RICHMOND, Va. -- With five Democrats defecting, the Virginia Senate today passed a Republican measure that says Virginians don't have to buy health insurance.
Voting 23-17, the Democratic-controlled Senate kicked to the House a bill by Sen. Frederick Quayle, R-Suffolk, that supporters say will send a message to Washington about its efforts to overhaul the health-care system.
The Quayle bill was the first of three nearly identical proposals by Republicans. The others are carried by Sens. Stephen Martin of Chesterfield and Jill Vogel of Fauquier. They passed by the same margin as the Quayle bill.
Quayle said the legislation is important, because it's a way of telling Congress that Virginians believe the federal goverrnment is overstepping its authority.

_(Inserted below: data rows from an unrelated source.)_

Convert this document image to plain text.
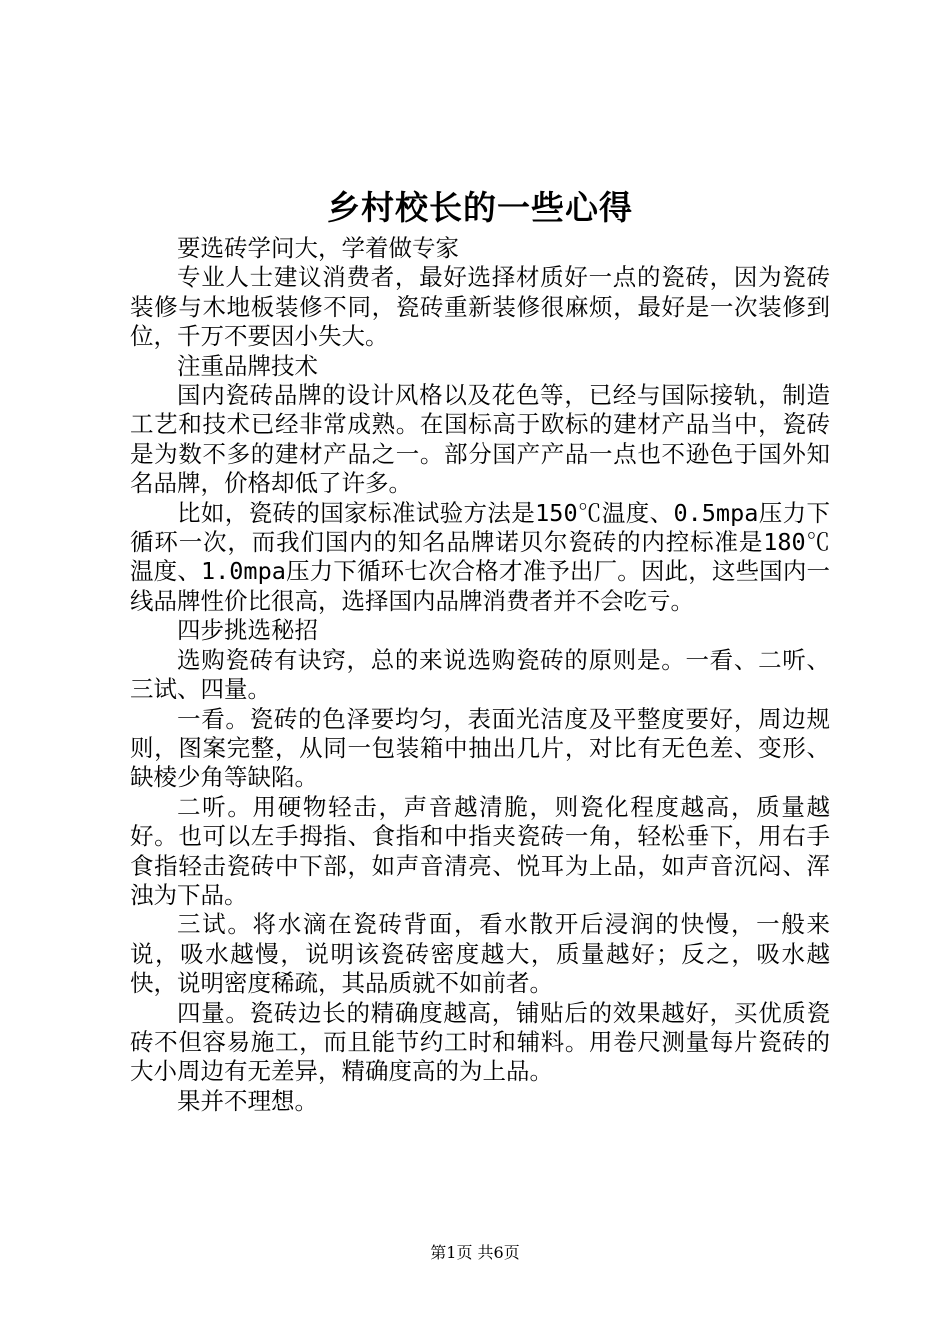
乡村校长的一些心得

要选砖学问大，学着做专家

专业人士建议消费者，最好选择材质好一点的瓷砖，因为瓷砖装修与木地板装修不同，瓷砖重新装修很麻烦，最好是一次装修到位，千万不要因小失大。

注重品牌技术

国内瓷砖品牌的设计风格以及花色等，已经与国际接轨，制造工艺和技术已经非常成熟。在国标高于欧标的建材产品当中，瓷砖是为数不多的建材产品之一。部分国产产品一点也不逊色于国外知名品牌，价格却低了许多。

比如，瓷砖的国家标准试验方法是150℃温度、0.5mpa压力下循环一次，而我们国内的知名品牌诺贝尔瓷砖的内控标准是180℃温度、1.0mpa压力下循环七次合格才准予出厂。因此，这些国内一线品牌性价比很高，选择国内品牌消费者并不会吃亏。

四步挑选秘招

选购瓷砖有诀窍，总的来说选购瓷砖的原则是。一看、二听、三试、四量。

一看。瓷砖的色泽要均匀，表面光洁度及平整度要好，周边规则，图案完整，从同一包装箱中抽出几片，对比有无色差、变形、缺棱少角等缺陷。

二听。用硬物轻击，声音越清脆，则瓷化程度越高，质量越好。也可以左手拇指、食指和中指夹瓷砖一角，轻松垂下，用右手食指轻击瓷砖中下部，如声音清亮、悦耳为上品，如声音沉闷、浑浊为下品。

三试。将水滴在瓷砖背面，看水散开后浸润的快慢，一般来说，吸水越慢，说明该瓷砖密度越大，质量越好；反之，吸水越快，说明密度稀疏，其品质就不如前者。

四量。瓷砖边长的精确度越高，铺贴后的效果越好，买优质瓷砖不但容易施工，而且能节约工时和辅料。用卷尺测量每片瓷砖的大小周边有无差异，精确度高的为上品。

果并不理想。

第1页 共6页
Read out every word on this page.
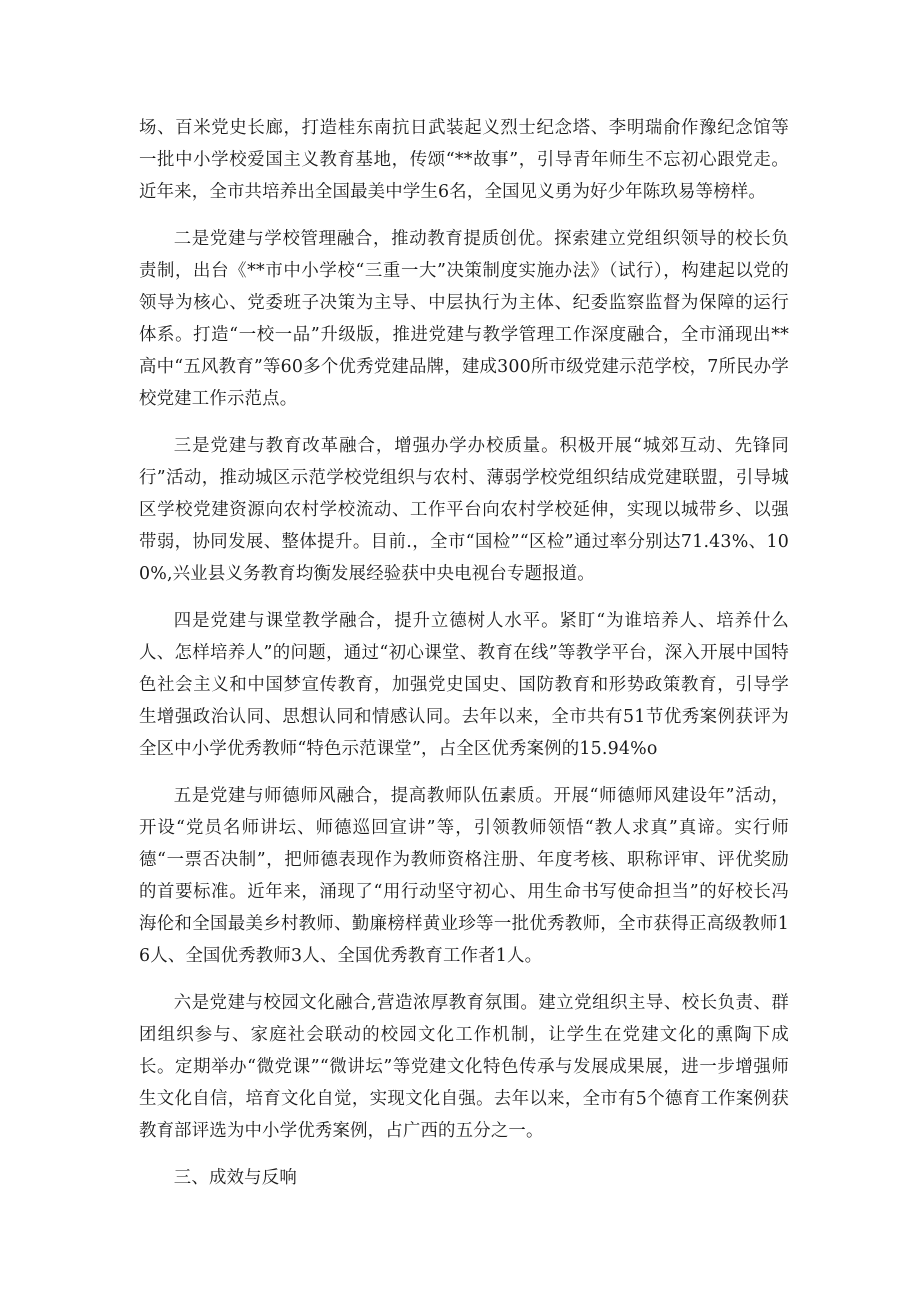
场、百米党史长廊，打造桂东南抗日武装起义烈士纪念塔、李明瑞俞作豫纪念馆等一批中小学校爱国主义教育基地，传颂“**故事”，引导青年师生不忘初心跟党走。近年来，全市共培养出全国最美中学生6名，全国见义勇为好少年陈玖易等榜样。

二是党建与学校管理融合，推动教育提质创优。探索建立党组织领导的校长负责制，出台《**市中小学校“三重一大”决策制度实施办法》（试行），构建起以党的领导为核心、党委班子决策为主导、中层执行为主体、纪委监察监督为保障的运行体系。打造“一校一品”升级版，推进党建与教学管理工作深度融合，全市涌现出**高中“五风教育”等60多个优秀党建品牌，建成300所市级党建示范学校，7所民办学校党建工作示范点。

三是党建与教育改革融合，增强办学办校质量。积极开展“城郊互动、先锋同行”活动，推动城区示范学校党组织与农村、薄弱学校党组织结成党建联盟，引导城区学校党建资源向农村学校流动、工作平台向农村学校延伸，实现以城带乡、以强带弱，协同发展、整体提升。目前.，全市“国检”“区检”通过率分别达71.43%、100%,兴业县义务教育均衡发展经验获中央电视台专题报道。

四是党建与课堂教学融合，提升立德树人水平。紧盯“为谁培养人、培养什么人、怎样培养人”的问题，通过“初心课堂、教育在线”等教学平台，深入开展中国特色社会主义和中国梦宣传教育，加强党史国史、国防教育和形势政策教育，引导学生增强政治认同、思想认同和情感认同。去年以来，全市共有51节优秀案例获评为全区中小学优秀教师“特色示范课堂”，占全区优秀案例的15.94%o

五是党建与师德师风融合，提高教师队伍素质。开展“师德师风建设年”活动，开设“党员名师讲坛、师德巡回宣讲”等，引领教师领悟“教人求真”真谛。实行师德“一票否决制”，把师德表现作为教师资格注册、年度考核、职称评审、评优奖励的首要标准。近年来，涌现了“用行动坚守初心、用生命书写使命担当”的好校长冯海伦和全国最美乡村教师、勤廉榜样黄业珍等一批优秀教师，全市获得正高级教师16人、全国优秀教师3人、全国优秀教育工作者1人。

六是党建与校园文化融合,营造浓厚教育氛围。建立党组织主导、校长负责、群团组织参与、家庭社会联动的校园文化工作机制，让学生在党建文化的熏陶下成长。定期举办“微党课”“微讲坛”等党建文化特色传承与发展成果展，进一步增强师生文化自信，培育文化自觉，实现文化自强。去年以来，全市有5个德育工作案例获教育部评选为中小学优秀案例，占广西的五分之一。

三、成效与反响
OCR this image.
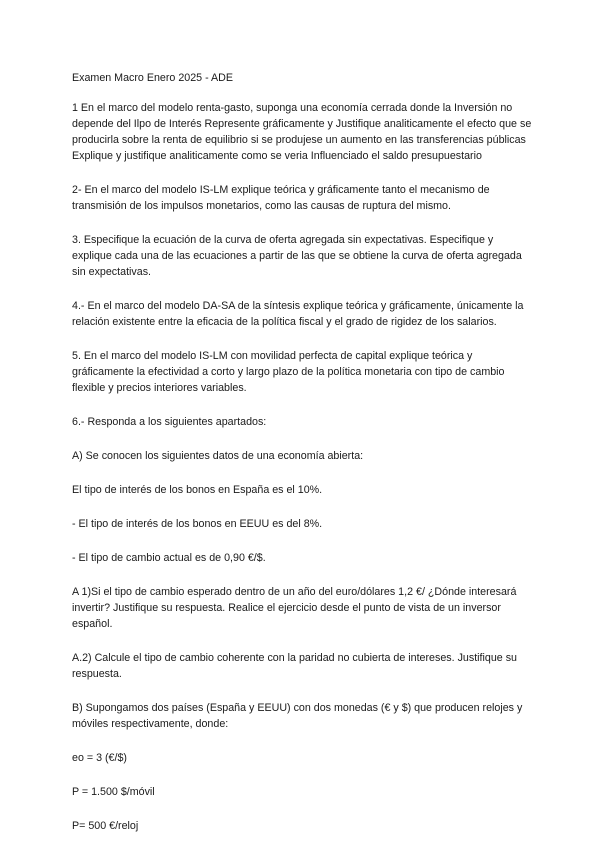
Examen Macro Enero 2025 - ADE

1 En el marco del modelo renta-gasto, suponga una economía cerrada donde la Inversión no depende del Ilpo de Interés Represente gráficamente y Justifique analiticamente el efecto que se producirla sobre la renta de equilibrio si se produjese un aumento en las transferencias públicas Explique y justifique analiticamente como se veria Influenciado el saldo presupuestario

2- En el marco del modelo IS-LM explique teórica y gráficamente tanto el mecanismo de transmisión de los impulsos monetarios, como las causas de ruptura del mismo.

3. Especifique la ecuación de la curva de oferta agregada sin expectativas. Especifique y explique cada una de las ecuaciones a partir de las que se obtiene la curva de oferta agregada sin expectativas.

4.- En el marco del modelo DA-SA de la síntesis explique teórica y gráficamente, únicamente la relación existente entre la eficacia de la política fiscal y el grado de rigidez de los salarios.

5. En el marco del modelo IS-LM con movilidad perfecta de capital explique teórica y gráficamente la efectividad a corto y largo plazo de la política monetaria con tipo de cambio flexible y precios interiores variables.

6.- Responda a los siguientes apartados:

A) Se conocen los siguientes datos de una economía abierta:

El tipo de interés de los bonos en España es el 10%.

- El tipo de interés de los bonos en EEUU es del 8%.

- El tipo de cambio actual es de 0,90 €/$.

A 1)Si el tipo de cambio esperado dentro de un año del euro/dólares 1,2 €/ ¿Dónde interesará invertir? Justifique su respuesta. Realice el ejercicio desde el punto de vista de un inversor español.

A.2) Calcule el tipo de cambio coherente con la paridad no cubierta de intereses. Justifique su respuesta.

B) Supongamos dos países (España y EEUU) con dos monedas (€ y $) que producen relojes y móviles respectivamente, donde:

eo = 3 (€/$)

P = 1.500 $/móvil

P= 500 €/reloj
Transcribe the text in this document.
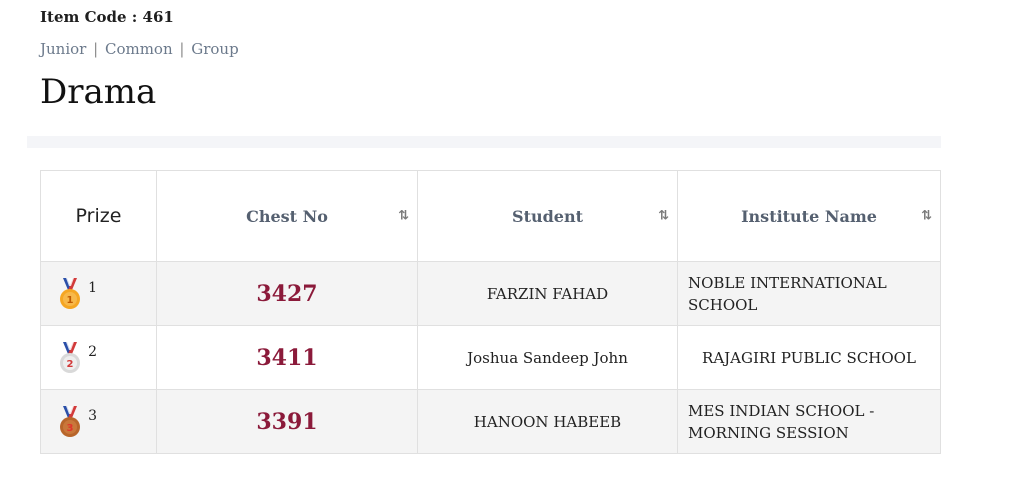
Item Code : 461
Junior | Common | Group
Drama
Prize	Chest No ⇅	Student ⇅	Institute Name ⇅

1
1	3427	FARZIN FAHAD	NOBLE INTERNATIONAL SCHOOL

2
2	3411	Joshua Sandeep John	RAJAGIRI PUBLIC SCHOOL

3
3	3391	HANOON HABEEB	MES INDIAN SCHOOL - MORNING SESSION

If Washington can mandate health insurance, Quayle said, it could also require Americans to buy domestic automobiles as a way to help that ailing industry.
"They could have just ordered us to go out and buy a car -- and just give us the cash to do it," said Quayle, rather than set up the so-called cash-for-clunkers program.
Senate Majority Leader Richard Saslaw, D-Fairfax, said the Republican proposal is a "brochure bill," intended by the GOP as ammunition in the 2011 General Assembly elections.
And Sen. Creigh Deeds, D-Bath, the defeated Democratic candidate for governor in 2009, said the legislature has more important business than playing politics with health care through a debate on where federal power ends and state authority begins.
Lawmakers, he said, should be more concerned about the aftershocks of the recession and closing the $4.2 billion hole in the Virginia budget.
"And now we're arguing about theory," said Deeds.
The five Democrats joining Republicans in this afternoon's vote were: Charles Colgan of Prince William, R. Edward Houck of Spotsylvania, John Miller of Newport News, Philip Puckett of Russell and Roscoe Reynolds of Henry.